A post on the Google China blog, spotted by Tech In Asia, explains that the close of the service, that was jointly run with Whale Music, and not related to Google Music.

Users have until October 19 to download any saved playlists; those that hit google.cn/music are automatically forwarded over to the data export page to make that happen:

googls music china1 520x193 Radio silence: Google unplugs its China only music service

Google still has a physical presence in China, despite relocating its search services in Hong Kong in 2010, and the staff that worked on the product have been moved to other projects, Google says. It is unclear just how many Chinese Googlers were involved in the first place, however.

The service didn’t go down as had been hoped but Google says it remains unafraid to try “bold, brave innovative ideas”, even in China. The company has struggled against the government’s censorship laws, which Google chairman Eric Schmidt called “a truly bad set of laws”.

The Web music scene in China is (like most of Asia) somewhat different to the Spotify/Pandora-dominated story in the West. Despite rampant piracy, a number of quality alternatives to the now-defunct service exist, although TNW’s China editor Josh Ong is mourning the end of Google China Music, “which was awesome”.

Baidu, Google’s arch rival, offers its own service, as you’d expect, while Last.fm-like Douban FM is a popular service available via the Web and an Android app.

It’s worth noting that Whale Music will continue its service at Top100.cn unaffected by the search giant’s decision.

Oh, and if you’re in China and not on a VPN, you won’t be able to access that Google blog post, since Blogger is blocked there. Ironic, no?

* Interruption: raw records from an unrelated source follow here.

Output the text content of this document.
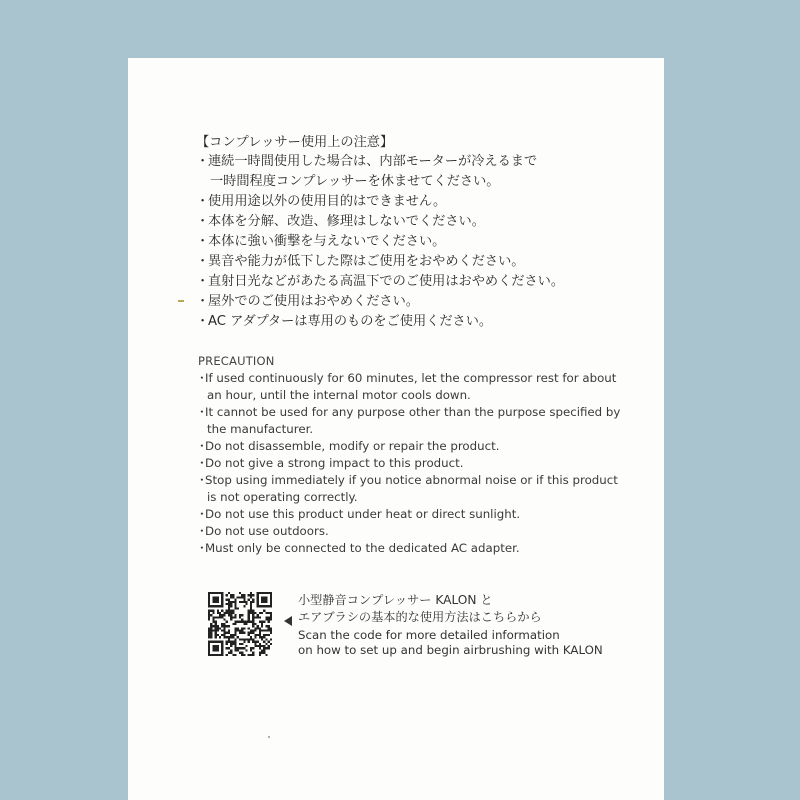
【コンプレッサー使用上の注意】
・ 連続一時間使用した場合は、内部モーターが冷えるまで
一時間程度コンプレッサーを休ませてください。
・ 使用用途以外の使用目的はできません。
・ 本体を分解、改造、修理はしないでください。
・ 本体に強い衝撃を与えないでください。
・ 異音や能力が低下した際はご使用をおやめください。
・ 直射日光などがあたる高温下でのご使用はおやめください。
・ 屋外でのご使用はおやめください。
・ AC アダプターは専用のものをご使用ください。
PRECAUTION
・ If used continuously for 60 minutes, let the compressor rest for about
an hour, until the internal motor cools down.
・ It cannot be used for any purpose other than the purpose specified by
the manufacturer.
・ Do not disassemble, modify or repair the product.
・ Do not give a strong impact to this product.
・ Stop using immediately if you notice abnormal noise or if this product
is not operating correctly.
・ Do not use this product under heat or direct sunlight.
・ Do not use outdoors.
・ Must only be connected to the dedicated AC adapter.
小型静音コンプレッサー KALON と
エアブラシの基本的な使用方法はこちらから
Scan the code for more detailed information
on how to set up and begin airbrushing with KALON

Update: Baidu contacted TNW with a statement which emphasises that, despite Google’s shut down, its own service will continue:

Google’s music service was a positive force for the promotion of licensed music in China. At Baidu, we’ll continue the push for music services that respect intellectual property, ensuring that artists and labels are rewarded while satisfying the needs of listeners.

Baidu Music notably began life filled with pirated content but that changed when the firm struck a landmark deal with One-Stop China last year. The studio is a joint venture run by Universal Music, Sony Music and Warner Music.